Très vite, elle comprend cependant ce que son mentor refuse d’admettre : le zemmourisme pur est un accélérateur médiatique mais une impasse électorale. Trop clivant pour rassembler, trop brutal pour durer. Elle observe alors le paysage avec un pragmatisme dénué de romantisme. La droitisation du débat public s’installe, la parole radicale se banalise, CNews devient un centre de gravité idéologique, le Rassemblement national poursuit son enracinement. Elle ne crée pas ce contexte, mais elle s’y inscrit avec une remarquable efficacité.

Son ambition est claire et assumée : réunir les droites. Un vieux fantasme français, régulièrement invoqué, rarement réalisé. Chez elle, ce projet n’est pas porté par une ferveur doctrinale mais par un calcul froid. L’union n’est pas une promesse, c’est une opération. Additionner les colères, canaliser les frustrations, transformer la radicalité en respectabilité sans jamais la renier totalement. Mais cette mécanique se heurte à une contradiction centrale. On ne rassemble pas durablement en polarisant sans cesse.

On ne fédère pas en restant prisonnier d’une figure qui crispe autant qu’elle mobilise. L’ombre de Zemmour continue de peser, de bloquer, d’agacer, y compris chez ceux qui pourraient être tentés par une droite plus stratégique que vociférante.

L’hypothèse d’une candidature à la mairie de Paris cristalliserait toutes ces tensions. Paris n’est pas une scène idéologique abstraite mais une ville concrète, complexe, socialement fragmentée, culturellement exigeante. Une ville qui supporte mal les slogans et exige des réponses sur le logement, les transports, la culture, le quotidien. Cette exposition pourrait la propulser au premier plan ou révéler brutalement l’écart entre une ambition nationale théorique et la réalité municipale. Paris est un révélateur impitoyable. Elle met à nu les postures trop rigides et les stratégies déconnectées du réel.

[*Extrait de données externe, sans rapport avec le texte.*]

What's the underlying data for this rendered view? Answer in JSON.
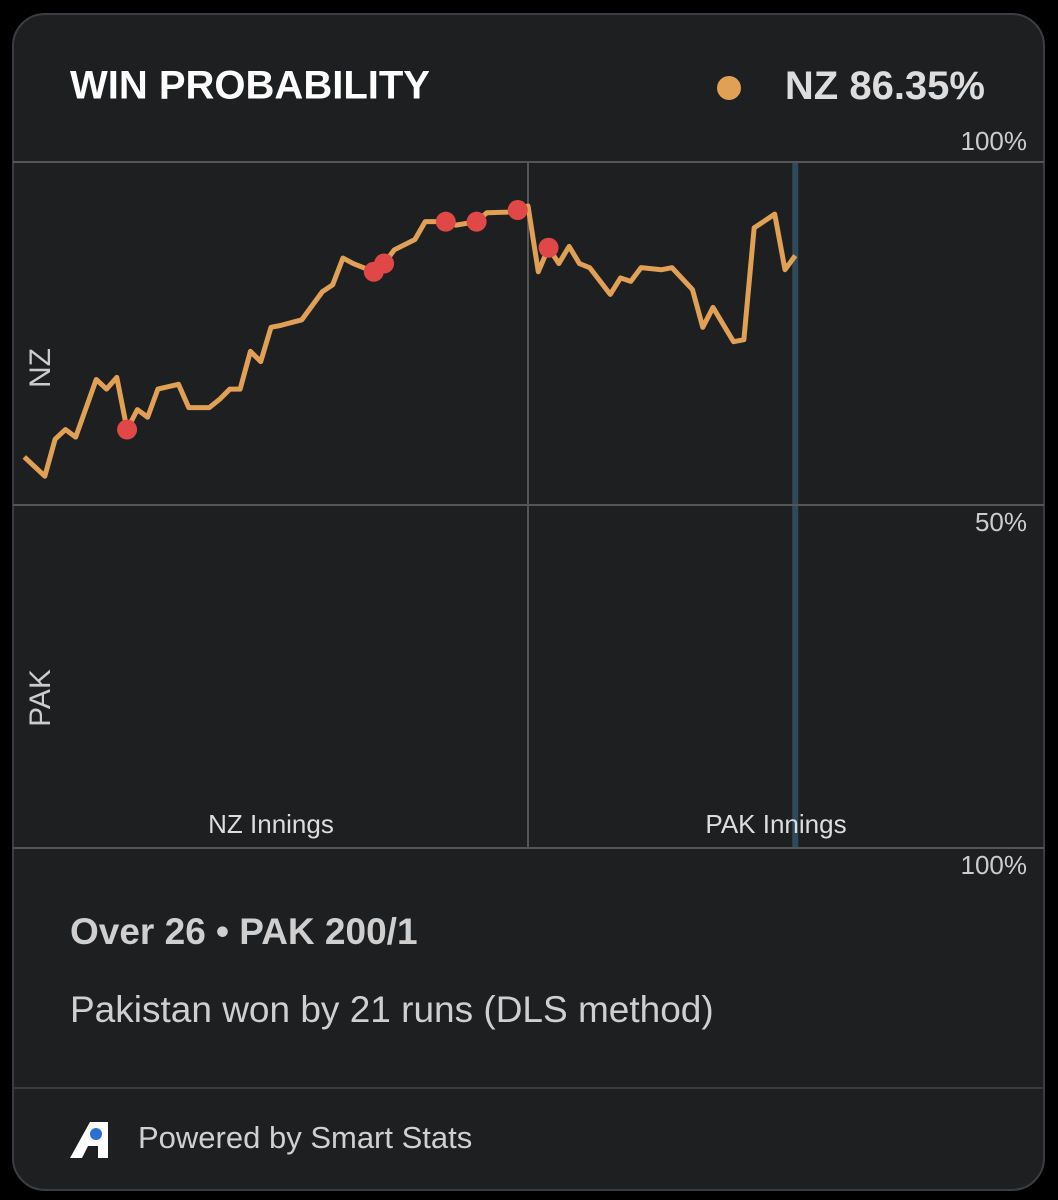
{
  "chart_data": {
    "type": "line",
    "title": "WIN PROBABILITY",
    "current": {
      "team": "NZ",
      "value": 86.35,
      "value_label": "86.35%",
      "color": "#e0a055"
    },
    "y_labels": [
      "NZ",
      "PAK"
    ],
    "innings_labels": [
      "NZ Innings",
      "PAK Innings"
    ],
    "xlim": [
      0,
      100
    ],
    "ylim": [
      0,
      100
    ],
    "yticks": [
      {
        "value": 100,
        "label": "100%"
      },
      {
        "value": 50,
        "label": "50%"
      },
      {
        "value": 0,
        "label": "100%"
      }
    ],
    "innings_break": 50,
    "current_x": 76,
    "series": [
      {
        "name": "NZ",
        "color": "#e0a055",
        "x": [
          1,
          3,
          4,
          5,
          6,
          8,
          9,
          10,
          11,
          12,
          13,
          14,
          16,
          17,
          19,
          20,
          21,
          22,
          23,
          24,
          25,
          26,
          28,
          30,
          31,
          32,
          33,
          35,
          36,
          37,
          39,
          40,
          42,
          43,
          45,
          46,
          48,
          49,
          50,
          51,
          52,
          53,
          54,
          55,
          56,
          58,
          59,
          60,
          61,
          63,
          64,
          66,
          67,
          68,
          70,
          71,
          72,
          74,
          75,
          76
        ],
        "values": [
          57.0,
          54.2,
          59.6,
          61.0,
          59.9,
          68.3,
          66.9,
          68.6,
          61.0,
          63.9,
          62.8,
          66.9,
          67.6,
          64.2,
          64.2,
          65.4,
          66.9,
          66.9,
          72.4,
          70.9,
          75.9,
          76.2,
          77.0,
          81.1,
          82.1,
          86.0,
          85.2,
          84.0,
          85.2,
          87.2,
          88.7,
          91.3,
          91.3,
          90.8,
          91.3,
          92.6,
          92.7,
          93.0,
          93.6,
          84.0,
          87.5,
          85.2,
          87.7,
          85.2,
          84.6,
          80.7,
          83.1,
          82.6,
          84.6,
          84.3,
          84.6,
          81.4,
          75.9,
          78.8,
          73.8,
          74.1,
          90.4,
          92.4,
          84.3,
          86.35
        ]
      }
    ],
    "wickets": {
      "color": "#e04848",
      "x": [
        11,
        35,
        36,
        42,
        45,
        49,
        52
      ],
      "values": [
        61.0,
        84.0,
        85.2,
        91.3,
        91.3,
        93.0,
        87.5
      ]
    },
    "status": "Over 26 • PAK 200/1",
    "result": "Pakistan won by 21 runs (DLS method)",
    "footer": "Powered by Smart Stats"
  }
}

Sarah Knafo est indéniablement brillante, travailleuse, stratège. Mais la politique française regorge de profils intelligents persuadés que la justesse de leur calcul suffira à forcer l’adhésion. Son danger n’est pas l’échec immédiat. Il est plus subtil. Confondre un moment idéologique favorable avec une majorité durable. Prendre la visibilité médiatique pour un ancrage populaire. Croire que l’ambition, aussi méthodique soit-elle, protège de la sanction démocratique.

Portrait d’une femme pressée d’arriver. Et peut-être déjà trop sûre que le sommet lui est promis.